You may benefit from changing your levothyroxine to natural dessicated thyroid. Also, for myself while the Progesterone cream did raise my levels in bloodwork, they didn’t make me feel any better. Once I switched to Oral Progesterone (Prometrium) I started feeling way better. Seems that even though you waste a lot of it as it goes through your liver to be metabolized, it seems to act more “slow release” that way and really improved my condition. that, plus natural dessicated thyroid, and now added some bi est estrogen, going gluten/grain free, and I’m way better than before. no more cold hands and feet. even my eyeballs and mouth were cold. not anymore!
Hi chris. Found your articles afew days ago. I hope you answer. My tsh was 2.5 and i have all the clinical signs of hypo. The past three yeats have been aweful. I often get headaches at the back of my head and they feel like my brain glitches like a messed up computer or like i go in and out of reality for split seconds when i feel swelling back there. Can hypothyroidism cause this? I wont be tested for antibodies until next week. But thr pain at the base of my head makes me wonder if its related. Thanks!!

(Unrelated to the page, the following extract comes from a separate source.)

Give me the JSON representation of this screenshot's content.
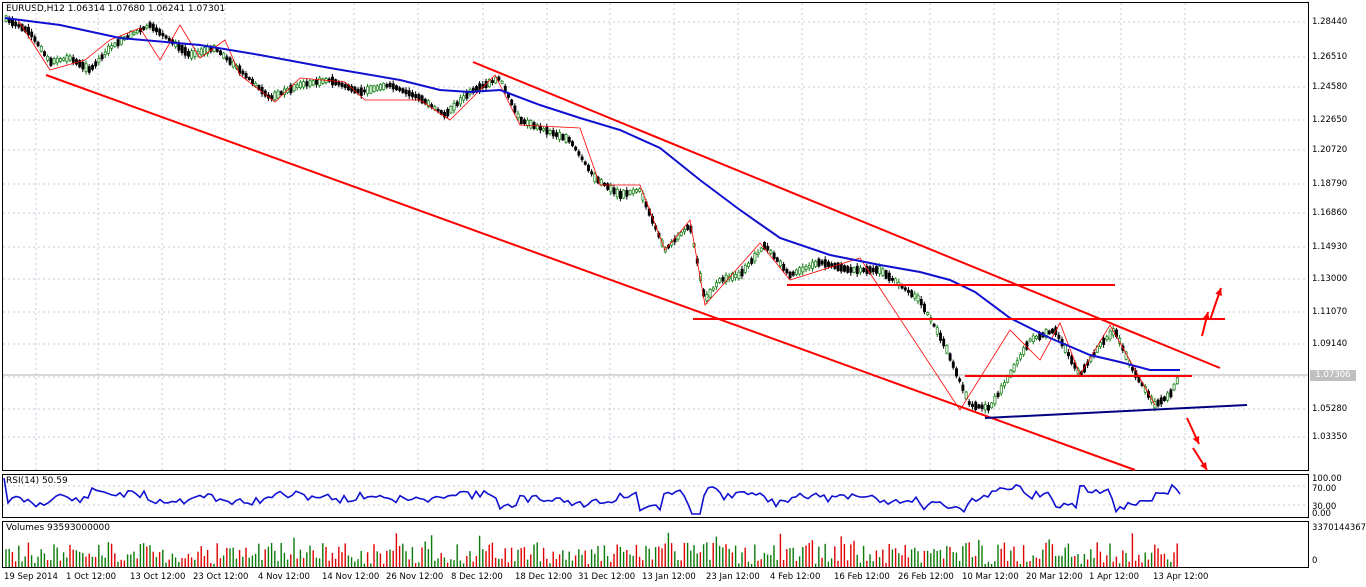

I have always had many alergies, sinus, skin, etc. Could this be a sign of autoimmune disease? In 2008, my hypothyroid was discovered. I went on synthroid 50, and it seemed to work (goiters run in my family). In 2009, my high parathyroid numbers were found to be very high (due to what I called bone pain). I had not had menepause but was already showing early osteroperosis. In 2011, My endocrinologist told me I had a vitamin D deficiency, and hashimoto in 2011. He told me to keep taking Vit D in high dose, and not to increase synthroid, and take randidine for gerd, but not to worry, my blood calcium was OK. I always thought I was cooking, and eating healthy, whole grains, rice, lots of milk, yogurt, olive oil, low fat, etc, but now I think that may have triggered my autoimmune disease, and it may be attacking my whole body. Vitamin D helps with bone pain, but my biggest concern is that I use to be a great multi tasker, and now my short term memory, and word recall is really affecting all of my skills, and I sleep very lightly.
Hi Chris,
My thyroid antibodies have twice come back <1. So does that mean I'm positive for antibodies, even though they're low (maybe because I'm gluten free)? Does this mean Hashimoto's? My TSH is slightly elevated and I'm getting on Armour.